M. Michaud: Je crois que c'est ce comité-ci qui aura à élaborer un plan d'action ayant des dents. Ou encore, si vous voulez poursuivre votre idée de punition, est-il possible de punir certains ministères ou dirigeants?

M. Leblanc: Des gens qui ne respectent pas la loi?

M. Michaud: Oui. Donc, il y a cette possibilité-là et c'est pour cette raison qu'on voudrait que ce comité qui serait rattaché au Cabinet ait des dents, un plan d'action, des critères et des moyens de forcer les ministères et les agences liés par l'article 41 à agir de bonne foi et de façon constructive.

M. Samson: Je vais abonder dans le même sens que vous. Étant francophones hors Québec, on vit la situation que vous avez vécue à Air Canada en ce qui a trait à la Partie IV, qui traite des services aux clients dans la langue de leur choix.

La loi a 25 ans. Elle a été modifiée sensiblement en 1988. Des règlements très explicites ont été élaborés en 1990 par le Conseil du Trésor. Mais encore, comme le commissaire l'a souligné,60 p. 100 des Canadiens ne reçoivent pas activement les services en français. Soixante pour cent après 25 ans, c'est beaucoup de gens qui n'obtiennent pas les services lorsqu'ils les demandent.

Donc, je comprends très bien votre frustration et le commissaire peut utiliser certaines dispositions de la loi qui lui permettent d'aller en cour fédérale, par exemple pour forcer certains ministères à prendre la loi au sérieux.

Il y aurait peut-être lieu de regarder les mécanismes pour voir comment on pourrait leur donner le mordant nécessaire.

Le vice-président (M. Marchand): Si vous me le permettez, je vous poserai quelques petites questions et ferai quelques petits commentaires.

M. Leblanc disait qu'une chose qui pourrait aider la situation serait de punir certains ministères parce qu'ils ne répondent pas aux exigences de la loi.

Je vous ferai remarquer que certaines provinces, encore aujourd'hui, ne respectent pas la Constitution canadienne. Le gouvernement fédéral a beaucoup de difficulté à encourager certaines provinces à rencontrer les exigences de la Constitution canadienne.

Cependant, quand on parle de l'application de la Partie VII, on parle d'une juridiction entièrement fédérale.
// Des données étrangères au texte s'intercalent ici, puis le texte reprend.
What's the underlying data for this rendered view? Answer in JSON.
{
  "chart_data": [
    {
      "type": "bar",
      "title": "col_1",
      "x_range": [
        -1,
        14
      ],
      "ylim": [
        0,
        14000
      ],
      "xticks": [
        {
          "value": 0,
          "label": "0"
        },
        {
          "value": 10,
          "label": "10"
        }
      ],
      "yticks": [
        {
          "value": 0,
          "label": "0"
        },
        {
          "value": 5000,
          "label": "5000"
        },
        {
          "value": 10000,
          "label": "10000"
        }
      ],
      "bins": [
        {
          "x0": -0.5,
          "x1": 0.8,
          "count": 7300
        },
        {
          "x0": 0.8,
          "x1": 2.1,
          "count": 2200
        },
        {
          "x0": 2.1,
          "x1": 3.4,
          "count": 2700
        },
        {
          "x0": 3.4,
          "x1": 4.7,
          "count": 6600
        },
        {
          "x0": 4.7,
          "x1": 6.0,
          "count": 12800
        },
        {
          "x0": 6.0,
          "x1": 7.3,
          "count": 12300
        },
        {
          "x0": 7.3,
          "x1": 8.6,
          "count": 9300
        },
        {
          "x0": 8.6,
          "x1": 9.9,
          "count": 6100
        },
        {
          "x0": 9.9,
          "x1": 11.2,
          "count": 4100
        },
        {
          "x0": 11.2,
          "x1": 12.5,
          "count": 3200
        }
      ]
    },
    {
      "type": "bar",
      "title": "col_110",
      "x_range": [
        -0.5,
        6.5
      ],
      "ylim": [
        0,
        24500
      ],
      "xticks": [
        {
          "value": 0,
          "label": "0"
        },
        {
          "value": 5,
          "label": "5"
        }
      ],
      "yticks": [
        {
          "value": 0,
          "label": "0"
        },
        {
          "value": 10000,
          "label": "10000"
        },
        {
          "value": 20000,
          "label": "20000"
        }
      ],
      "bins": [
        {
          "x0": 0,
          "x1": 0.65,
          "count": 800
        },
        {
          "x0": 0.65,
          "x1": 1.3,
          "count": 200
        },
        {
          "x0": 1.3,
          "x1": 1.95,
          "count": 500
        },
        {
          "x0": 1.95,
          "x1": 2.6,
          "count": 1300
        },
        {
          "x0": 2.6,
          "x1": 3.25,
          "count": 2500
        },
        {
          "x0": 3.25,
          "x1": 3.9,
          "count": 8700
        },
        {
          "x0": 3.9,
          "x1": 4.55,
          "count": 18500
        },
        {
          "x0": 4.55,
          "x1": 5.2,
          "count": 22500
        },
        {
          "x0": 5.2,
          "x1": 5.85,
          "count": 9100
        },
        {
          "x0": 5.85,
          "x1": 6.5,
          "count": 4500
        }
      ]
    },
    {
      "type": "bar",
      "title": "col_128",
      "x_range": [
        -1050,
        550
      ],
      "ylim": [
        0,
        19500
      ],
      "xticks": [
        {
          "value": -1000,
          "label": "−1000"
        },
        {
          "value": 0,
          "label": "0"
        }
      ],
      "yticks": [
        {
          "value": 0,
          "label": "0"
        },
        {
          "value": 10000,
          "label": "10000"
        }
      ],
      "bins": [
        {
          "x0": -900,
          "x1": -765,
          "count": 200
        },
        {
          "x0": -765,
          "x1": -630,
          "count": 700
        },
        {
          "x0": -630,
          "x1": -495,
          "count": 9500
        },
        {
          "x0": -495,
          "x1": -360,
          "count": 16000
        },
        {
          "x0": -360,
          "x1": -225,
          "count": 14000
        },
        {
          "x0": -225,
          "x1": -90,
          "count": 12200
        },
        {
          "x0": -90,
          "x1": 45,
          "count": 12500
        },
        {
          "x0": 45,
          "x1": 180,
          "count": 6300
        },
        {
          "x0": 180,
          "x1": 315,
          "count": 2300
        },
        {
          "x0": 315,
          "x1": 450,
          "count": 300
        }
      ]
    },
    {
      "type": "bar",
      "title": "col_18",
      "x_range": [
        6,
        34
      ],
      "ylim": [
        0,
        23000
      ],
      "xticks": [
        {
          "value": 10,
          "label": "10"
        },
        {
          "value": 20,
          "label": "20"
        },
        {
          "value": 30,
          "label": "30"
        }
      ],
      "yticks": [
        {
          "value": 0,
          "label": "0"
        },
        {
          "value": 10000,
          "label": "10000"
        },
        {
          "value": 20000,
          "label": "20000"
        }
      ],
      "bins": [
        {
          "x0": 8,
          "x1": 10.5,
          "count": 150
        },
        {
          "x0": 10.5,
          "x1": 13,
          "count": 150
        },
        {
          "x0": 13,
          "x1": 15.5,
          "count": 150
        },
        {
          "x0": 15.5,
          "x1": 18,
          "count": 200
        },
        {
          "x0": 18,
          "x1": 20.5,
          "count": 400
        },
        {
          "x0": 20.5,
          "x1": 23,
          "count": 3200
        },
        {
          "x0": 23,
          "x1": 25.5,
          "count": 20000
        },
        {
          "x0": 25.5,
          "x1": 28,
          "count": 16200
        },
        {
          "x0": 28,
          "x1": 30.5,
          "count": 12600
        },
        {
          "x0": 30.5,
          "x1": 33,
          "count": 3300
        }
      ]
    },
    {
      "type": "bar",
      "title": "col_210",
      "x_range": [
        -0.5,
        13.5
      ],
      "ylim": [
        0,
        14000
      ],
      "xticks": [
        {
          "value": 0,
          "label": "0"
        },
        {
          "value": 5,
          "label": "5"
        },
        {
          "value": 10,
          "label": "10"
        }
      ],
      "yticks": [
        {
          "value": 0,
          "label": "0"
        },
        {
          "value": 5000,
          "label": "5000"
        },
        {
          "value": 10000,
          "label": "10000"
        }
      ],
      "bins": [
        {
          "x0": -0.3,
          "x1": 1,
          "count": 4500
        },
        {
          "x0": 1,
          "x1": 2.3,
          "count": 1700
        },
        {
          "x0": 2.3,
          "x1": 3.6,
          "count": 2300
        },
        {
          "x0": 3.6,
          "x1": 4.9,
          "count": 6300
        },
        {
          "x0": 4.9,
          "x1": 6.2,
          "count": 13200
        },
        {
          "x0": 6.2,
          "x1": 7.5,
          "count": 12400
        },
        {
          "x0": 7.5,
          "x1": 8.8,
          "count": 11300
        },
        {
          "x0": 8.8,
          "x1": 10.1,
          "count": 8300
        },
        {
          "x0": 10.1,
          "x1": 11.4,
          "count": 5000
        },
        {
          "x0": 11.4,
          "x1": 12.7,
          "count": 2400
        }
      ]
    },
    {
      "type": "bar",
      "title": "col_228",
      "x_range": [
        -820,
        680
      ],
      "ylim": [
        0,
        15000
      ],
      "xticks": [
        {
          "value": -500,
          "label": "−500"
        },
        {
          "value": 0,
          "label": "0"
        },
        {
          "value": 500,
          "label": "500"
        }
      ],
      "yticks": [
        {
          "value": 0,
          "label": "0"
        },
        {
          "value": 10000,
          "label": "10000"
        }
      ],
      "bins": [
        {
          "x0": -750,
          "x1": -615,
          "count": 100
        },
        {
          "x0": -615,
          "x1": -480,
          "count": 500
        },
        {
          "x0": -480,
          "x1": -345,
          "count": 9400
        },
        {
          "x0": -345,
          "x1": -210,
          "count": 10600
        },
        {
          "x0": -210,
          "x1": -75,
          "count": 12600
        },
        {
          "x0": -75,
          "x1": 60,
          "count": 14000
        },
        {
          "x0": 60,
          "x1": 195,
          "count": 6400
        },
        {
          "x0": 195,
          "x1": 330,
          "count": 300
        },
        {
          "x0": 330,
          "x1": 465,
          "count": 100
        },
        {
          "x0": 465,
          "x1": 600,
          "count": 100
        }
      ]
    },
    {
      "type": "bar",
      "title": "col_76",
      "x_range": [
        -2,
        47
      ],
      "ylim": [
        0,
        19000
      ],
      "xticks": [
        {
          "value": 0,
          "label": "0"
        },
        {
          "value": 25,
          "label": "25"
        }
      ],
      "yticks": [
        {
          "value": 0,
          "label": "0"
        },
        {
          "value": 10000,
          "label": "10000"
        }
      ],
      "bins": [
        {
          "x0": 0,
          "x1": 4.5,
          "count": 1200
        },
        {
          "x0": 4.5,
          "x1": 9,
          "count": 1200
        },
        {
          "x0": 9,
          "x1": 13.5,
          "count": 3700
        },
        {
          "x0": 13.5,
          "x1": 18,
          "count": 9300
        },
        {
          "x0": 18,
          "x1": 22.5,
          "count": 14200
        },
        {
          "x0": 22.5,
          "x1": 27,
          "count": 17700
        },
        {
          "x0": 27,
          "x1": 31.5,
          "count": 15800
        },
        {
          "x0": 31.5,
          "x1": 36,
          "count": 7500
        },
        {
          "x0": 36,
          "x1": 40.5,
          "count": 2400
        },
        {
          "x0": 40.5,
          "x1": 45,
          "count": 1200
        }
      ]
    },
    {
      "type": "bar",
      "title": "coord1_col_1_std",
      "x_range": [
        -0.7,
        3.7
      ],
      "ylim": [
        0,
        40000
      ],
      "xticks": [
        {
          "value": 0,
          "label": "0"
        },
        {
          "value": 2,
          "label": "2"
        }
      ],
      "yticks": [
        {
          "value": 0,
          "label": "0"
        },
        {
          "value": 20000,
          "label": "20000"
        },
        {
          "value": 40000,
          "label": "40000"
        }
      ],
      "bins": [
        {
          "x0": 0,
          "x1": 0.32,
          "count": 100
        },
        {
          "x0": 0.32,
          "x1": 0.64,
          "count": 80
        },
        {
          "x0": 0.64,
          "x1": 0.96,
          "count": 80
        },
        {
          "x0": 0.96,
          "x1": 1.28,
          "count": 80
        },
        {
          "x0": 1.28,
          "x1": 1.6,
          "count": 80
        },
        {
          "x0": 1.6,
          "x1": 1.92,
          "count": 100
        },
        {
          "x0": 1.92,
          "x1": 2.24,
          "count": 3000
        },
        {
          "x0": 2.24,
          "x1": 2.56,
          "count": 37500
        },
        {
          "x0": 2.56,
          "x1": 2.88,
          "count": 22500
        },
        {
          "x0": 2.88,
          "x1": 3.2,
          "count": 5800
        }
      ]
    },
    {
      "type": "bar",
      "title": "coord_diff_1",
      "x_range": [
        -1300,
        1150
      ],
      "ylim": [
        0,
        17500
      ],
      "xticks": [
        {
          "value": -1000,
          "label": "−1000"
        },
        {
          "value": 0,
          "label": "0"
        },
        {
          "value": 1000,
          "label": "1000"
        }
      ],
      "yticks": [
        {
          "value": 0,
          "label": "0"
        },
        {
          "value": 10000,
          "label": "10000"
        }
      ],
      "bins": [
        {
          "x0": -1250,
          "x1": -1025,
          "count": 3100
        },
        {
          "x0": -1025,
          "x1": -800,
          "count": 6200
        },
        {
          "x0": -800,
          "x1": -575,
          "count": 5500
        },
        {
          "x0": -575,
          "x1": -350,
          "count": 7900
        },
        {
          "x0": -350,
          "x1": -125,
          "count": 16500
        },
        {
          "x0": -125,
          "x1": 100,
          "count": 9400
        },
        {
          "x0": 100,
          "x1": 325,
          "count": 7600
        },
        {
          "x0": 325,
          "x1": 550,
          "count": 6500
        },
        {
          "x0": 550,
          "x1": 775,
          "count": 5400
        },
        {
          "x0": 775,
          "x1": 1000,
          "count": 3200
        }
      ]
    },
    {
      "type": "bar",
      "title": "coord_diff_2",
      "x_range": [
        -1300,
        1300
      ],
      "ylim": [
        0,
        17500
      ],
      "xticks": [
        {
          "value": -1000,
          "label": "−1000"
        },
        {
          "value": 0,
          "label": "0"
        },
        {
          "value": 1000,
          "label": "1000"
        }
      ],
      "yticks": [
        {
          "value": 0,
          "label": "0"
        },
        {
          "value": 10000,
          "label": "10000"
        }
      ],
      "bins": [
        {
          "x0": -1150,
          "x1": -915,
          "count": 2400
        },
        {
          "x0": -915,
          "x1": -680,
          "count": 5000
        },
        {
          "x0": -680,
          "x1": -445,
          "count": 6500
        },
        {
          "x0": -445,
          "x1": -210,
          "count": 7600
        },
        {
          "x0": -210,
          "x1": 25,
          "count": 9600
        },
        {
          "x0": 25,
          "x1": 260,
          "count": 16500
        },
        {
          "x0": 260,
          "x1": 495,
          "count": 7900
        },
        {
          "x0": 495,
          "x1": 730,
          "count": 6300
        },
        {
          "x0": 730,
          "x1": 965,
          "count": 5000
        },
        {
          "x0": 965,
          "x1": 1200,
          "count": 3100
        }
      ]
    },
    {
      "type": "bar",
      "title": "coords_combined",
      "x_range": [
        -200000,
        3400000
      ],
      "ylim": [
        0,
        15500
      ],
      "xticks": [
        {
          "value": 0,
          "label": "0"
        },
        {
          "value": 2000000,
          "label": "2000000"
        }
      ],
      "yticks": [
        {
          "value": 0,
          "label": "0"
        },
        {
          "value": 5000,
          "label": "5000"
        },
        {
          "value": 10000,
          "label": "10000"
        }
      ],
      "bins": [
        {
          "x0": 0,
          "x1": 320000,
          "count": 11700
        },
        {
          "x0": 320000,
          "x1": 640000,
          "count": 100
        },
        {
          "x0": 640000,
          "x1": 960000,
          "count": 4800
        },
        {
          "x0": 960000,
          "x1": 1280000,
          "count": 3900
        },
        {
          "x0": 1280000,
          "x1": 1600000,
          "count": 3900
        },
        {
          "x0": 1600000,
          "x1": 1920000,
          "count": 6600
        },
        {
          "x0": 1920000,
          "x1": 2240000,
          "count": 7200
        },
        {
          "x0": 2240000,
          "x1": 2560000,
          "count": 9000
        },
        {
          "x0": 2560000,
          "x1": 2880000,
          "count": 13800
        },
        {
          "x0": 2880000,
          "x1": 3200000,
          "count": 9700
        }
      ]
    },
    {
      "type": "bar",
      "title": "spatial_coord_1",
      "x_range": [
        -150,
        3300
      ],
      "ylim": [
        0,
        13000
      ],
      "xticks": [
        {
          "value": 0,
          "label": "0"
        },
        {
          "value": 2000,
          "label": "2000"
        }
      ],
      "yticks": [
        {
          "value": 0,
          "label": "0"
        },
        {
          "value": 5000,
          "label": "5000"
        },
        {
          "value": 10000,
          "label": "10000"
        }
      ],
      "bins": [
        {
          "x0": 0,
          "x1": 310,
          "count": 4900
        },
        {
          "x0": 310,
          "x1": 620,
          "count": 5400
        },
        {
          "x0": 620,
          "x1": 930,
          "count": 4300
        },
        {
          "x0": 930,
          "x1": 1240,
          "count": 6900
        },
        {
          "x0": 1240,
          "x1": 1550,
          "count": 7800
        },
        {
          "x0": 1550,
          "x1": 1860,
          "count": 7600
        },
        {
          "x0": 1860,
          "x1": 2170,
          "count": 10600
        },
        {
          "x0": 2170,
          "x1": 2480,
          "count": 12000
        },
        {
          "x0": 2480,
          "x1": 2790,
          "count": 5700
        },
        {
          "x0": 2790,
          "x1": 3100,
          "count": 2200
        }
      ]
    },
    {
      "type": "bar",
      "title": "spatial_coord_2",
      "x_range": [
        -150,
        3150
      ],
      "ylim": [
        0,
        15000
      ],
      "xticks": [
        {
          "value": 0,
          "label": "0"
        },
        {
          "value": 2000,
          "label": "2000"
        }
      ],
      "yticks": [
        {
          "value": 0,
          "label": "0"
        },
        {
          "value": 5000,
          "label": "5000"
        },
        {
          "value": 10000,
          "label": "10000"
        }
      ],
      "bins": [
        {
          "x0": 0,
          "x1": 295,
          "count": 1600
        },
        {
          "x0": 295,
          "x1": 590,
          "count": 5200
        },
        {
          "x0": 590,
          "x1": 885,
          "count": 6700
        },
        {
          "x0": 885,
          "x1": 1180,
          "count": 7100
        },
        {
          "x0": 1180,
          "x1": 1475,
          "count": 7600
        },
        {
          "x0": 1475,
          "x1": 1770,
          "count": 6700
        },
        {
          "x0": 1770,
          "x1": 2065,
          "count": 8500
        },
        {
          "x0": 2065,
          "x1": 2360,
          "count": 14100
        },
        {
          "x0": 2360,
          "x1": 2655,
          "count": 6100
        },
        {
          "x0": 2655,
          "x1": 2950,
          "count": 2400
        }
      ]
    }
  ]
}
Donc, le gouvernement a tous les pouvoirs nécessaires pour s'assurer que la Partie VII est appliquée. Mais, comme vous dites, il y a un manque de volonté et un manque d'argent.

Vous dites qu'il y a de l'argent, mais c'est évident qu'il n'y en a pas assez. Les communautés francophones sont assoiffées et la situation est vraiment difficile.

Je reviens à l'idée de M. Allmand. Je pense que ce qu'il a dit plus tôt est la chose la plus brillante qu'on puisse suggérer.

L'imputabilité ou la responsabilité ne peut être donnée à un ministre, parce qu'un ministre ne peut pas imposer sa volonté à d'autres ministres. C'est très difficile.

Un sous-comité du Cabinet, comme vous le suggérez, deviendrait un peu fantôme et pourrait disparaître dans les rideaux de la scène.

.1640

Dans le fond, pensez-vous que, pour que les choses débloquent, on devrait demander au premier ministre lui-même de venir à ce comité pour se prononcer officiellement et solennellement sur l'application de la Partie VII et s'engager à contribuer une somme claire et précise?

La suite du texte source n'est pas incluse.